You don’t have to strain to hear the influence of Fleetwood Mac in the popular music of 2017. Sister act Haim built the soft rock gems of its latest LP, Something to Tell You, utilizing songwriting tips on loan directly from Stevie Nicks, the West Coast pop figurehead who just so happens to show up on Lana Del Rey’s forthcoming album. From Miley Cyrus’ “Malibu” to the sophisticated pomp of Lorde and Harry Styles, the Mac’s golden-hued songs, filled with earnest lyricism and smoothed out, pillowy aesthetics, continue to hold sway over those looking to achieve pop rock transcendence.

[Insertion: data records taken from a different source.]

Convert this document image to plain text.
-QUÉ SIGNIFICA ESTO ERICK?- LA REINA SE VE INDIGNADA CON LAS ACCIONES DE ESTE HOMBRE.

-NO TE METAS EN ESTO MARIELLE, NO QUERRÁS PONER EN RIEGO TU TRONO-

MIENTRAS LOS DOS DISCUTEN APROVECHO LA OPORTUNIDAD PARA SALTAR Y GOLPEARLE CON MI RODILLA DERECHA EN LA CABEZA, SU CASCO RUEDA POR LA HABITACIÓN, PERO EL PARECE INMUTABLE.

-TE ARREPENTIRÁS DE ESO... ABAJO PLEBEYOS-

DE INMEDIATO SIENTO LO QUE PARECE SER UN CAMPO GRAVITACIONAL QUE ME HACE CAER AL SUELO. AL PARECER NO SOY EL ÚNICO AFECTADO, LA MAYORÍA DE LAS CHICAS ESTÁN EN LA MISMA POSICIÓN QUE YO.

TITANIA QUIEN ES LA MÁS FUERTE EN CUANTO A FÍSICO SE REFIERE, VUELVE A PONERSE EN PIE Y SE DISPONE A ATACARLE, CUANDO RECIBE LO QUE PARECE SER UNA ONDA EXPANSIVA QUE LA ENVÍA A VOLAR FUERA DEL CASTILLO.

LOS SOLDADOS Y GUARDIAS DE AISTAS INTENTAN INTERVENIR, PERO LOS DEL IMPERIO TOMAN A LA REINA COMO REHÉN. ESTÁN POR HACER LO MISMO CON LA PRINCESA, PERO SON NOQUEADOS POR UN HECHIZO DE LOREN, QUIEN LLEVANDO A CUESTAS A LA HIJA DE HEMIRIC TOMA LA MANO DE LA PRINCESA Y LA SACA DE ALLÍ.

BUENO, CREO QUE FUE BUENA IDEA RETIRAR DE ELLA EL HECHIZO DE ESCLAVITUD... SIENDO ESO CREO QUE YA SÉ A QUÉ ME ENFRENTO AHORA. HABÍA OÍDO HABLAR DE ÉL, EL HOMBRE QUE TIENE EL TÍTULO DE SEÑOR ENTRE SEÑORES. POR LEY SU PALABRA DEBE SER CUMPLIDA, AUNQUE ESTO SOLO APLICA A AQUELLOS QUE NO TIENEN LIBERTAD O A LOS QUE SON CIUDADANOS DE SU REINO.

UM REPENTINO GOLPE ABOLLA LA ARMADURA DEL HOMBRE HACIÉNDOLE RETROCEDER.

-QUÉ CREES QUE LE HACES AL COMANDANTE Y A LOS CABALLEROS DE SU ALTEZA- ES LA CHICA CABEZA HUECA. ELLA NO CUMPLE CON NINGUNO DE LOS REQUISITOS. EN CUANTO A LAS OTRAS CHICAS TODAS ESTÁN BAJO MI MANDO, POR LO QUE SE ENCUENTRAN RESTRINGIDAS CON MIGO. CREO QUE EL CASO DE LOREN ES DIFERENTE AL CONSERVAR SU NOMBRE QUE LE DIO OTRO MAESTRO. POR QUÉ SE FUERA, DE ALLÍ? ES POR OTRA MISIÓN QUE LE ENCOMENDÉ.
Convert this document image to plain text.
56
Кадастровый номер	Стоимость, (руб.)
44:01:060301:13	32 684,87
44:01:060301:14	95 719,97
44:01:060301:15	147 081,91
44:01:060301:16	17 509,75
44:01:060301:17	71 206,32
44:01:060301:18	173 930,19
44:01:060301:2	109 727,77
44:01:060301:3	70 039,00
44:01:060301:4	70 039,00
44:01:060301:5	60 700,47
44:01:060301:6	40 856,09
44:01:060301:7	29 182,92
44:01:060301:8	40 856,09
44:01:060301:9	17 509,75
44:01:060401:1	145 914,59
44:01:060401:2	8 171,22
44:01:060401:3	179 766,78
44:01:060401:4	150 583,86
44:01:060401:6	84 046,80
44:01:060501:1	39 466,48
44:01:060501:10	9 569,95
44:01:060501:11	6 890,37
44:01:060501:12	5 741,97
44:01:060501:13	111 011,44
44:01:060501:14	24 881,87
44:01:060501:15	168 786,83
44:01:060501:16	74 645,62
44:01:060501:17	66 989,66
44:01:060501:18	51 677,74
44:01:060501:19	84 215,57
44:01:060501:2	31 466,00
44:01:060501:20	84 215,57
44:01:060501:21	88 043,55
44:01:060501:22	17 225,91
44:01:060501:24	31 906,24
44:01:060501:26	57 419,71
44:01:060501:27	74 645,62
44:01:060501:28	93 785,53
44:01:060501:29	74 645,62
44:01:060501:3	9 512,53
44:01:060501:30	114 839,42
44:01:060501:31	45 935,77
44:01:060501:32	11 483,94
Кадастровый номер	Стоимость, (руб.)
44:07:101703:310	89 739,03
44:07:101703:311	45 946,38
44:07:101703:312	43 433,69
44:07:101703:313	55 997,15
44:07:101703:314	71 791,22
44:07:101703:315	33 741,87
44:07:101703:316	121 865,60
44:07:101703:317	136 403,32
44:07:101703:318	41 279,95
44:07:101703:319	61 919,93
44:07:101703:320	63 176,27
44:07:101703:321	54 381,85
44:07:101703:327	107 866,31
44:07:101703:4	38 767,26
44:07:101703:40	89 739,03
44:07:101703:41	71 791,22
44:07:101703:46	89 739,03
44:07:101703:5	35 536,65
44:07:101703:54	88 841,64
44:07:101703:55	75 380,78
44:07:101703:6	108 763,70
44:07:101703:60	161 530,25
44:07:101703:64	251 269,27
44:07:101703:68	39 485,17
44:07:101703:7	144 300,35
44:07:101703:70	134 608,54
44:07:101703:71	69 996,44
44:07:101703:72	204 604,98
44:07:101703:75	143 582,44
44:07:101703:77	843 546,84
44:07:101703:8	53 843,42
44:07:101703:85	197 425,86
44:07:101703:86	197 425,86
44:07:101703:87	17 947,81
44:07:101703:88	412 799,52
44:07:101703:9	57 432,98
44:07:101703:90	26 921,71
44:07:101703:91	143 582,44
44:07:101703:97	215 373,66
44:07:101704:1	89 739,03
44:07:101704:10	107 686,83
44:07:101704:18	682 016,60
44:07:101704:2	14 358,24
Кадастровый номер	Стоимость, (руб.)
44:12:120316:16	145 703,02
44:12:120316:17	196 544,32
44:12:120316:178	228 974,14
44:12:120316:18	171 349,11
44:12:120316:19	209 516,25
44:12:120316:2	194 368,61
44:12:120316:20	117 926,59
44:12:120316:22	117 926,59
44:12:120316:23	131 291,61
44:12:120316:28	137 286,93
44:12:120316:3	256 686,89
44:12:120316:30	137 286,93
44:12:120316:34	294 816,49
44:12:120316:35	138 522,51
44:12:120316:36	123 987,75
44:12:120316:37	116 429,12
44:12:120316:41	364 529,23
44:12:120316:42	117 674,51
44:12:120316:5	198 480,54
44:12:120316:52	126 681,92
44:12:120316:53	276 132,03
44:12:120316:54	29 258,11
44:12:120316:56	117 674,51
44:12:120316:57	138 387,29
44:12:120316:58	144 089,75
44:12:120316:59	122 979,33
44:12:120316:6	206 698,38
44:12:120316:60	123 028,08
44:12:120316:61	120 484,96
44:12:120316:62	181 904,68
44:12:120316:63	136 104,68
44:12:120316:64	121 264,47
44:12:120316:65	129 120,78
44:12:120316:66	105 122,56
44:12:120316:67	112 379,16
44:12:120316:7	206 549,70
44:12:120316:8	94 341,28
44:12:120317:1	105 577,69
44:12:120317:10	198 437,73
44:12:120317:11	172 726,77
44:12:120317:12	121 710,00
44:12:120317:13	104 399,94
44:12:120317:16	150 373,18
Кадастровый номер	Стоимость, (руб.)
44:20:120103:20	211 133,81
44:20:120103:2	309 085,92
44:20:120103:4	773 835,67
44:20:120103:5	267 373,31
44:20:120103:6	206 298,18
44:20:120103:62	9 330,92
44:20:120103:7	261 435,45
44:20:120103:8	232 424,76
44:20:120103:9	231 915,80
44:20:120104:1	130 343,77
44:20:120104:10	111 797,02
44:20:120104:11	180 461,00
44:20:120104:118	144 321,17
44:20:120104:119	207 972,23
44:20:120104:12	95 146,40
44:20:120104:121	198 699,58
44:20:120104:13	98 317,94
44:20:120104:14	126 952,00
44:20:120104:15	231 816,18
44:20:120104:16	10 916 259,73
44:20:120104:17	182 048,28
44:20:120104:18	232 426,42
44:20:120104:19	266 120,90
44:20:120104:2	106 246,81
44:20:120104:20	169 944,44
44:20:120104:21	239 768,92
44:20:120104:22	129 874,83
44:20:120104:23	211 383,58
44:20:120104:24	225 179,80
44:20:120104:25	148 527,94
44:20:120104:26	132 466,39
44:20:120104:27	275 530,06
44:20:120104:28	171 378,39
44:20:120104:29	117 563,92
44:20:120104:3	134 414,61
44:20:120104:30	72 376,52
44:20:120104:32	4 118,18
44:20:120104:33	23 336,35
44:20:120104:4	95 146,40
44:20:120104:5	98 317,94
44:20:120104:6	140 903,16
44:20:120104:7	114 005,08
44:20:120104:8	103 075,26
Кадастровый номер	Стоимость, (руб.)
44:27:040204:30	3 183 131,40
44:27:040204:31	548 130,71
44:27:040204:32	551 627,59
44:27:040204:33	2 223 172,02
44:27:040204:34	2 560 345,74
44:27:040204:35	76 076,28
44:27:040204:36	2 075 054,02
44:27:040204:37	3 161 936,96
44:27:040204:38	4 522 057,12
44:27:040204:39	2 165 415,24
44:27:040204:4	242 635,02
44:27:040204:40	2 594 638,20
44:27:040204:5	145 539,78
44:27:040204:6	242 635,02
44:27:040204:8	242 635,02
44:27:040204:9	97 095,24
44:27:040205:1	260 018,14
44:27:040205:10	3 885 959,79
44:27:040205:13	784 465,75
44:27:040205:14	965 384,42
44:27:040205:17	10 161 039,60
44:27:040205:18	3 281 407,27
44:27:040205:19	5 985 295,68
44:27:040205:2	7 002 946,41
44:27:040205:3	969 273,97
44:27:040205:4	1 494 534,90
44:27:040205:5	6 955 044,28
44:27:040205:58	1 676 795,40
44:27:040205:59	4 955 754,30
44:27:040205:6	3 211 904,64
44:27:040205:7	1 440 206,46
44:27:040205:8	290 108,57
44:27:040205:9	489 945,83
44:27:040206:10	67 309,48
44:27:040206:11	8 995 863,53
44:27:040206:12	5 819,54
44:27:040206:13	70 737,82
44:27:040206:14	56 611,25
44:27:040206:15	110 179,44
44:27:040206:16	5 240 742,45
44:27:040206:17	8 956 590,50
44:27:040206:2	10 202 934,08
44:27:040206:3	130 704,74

But the album that comes closest to capturing the charm and emotional resonance of vintage Fleetwood Mac? That would be Lindsey Buckingham Christine McVie, released this year by, you know, two actual members of Fleetwood Mac.
It’s effectively a Fleetwood Mac album in all but name. Featuring contributions from Mick Fleetwood and John McVie alongside the namesake duo, the record is so redolent with references to classic Fleetwood moves you’d think it directly followed Tango in the Night. Nicks doesn’t appear, but close your eyes and you can imagine she’s there.
Originally titled Buckingham McVie — a cheeky reference to Buckingham Nicks, the 1973 record recorded by the then-romantically entwined couple before they joined Fleetwood Mac in 1975 — it works like sonic time travel.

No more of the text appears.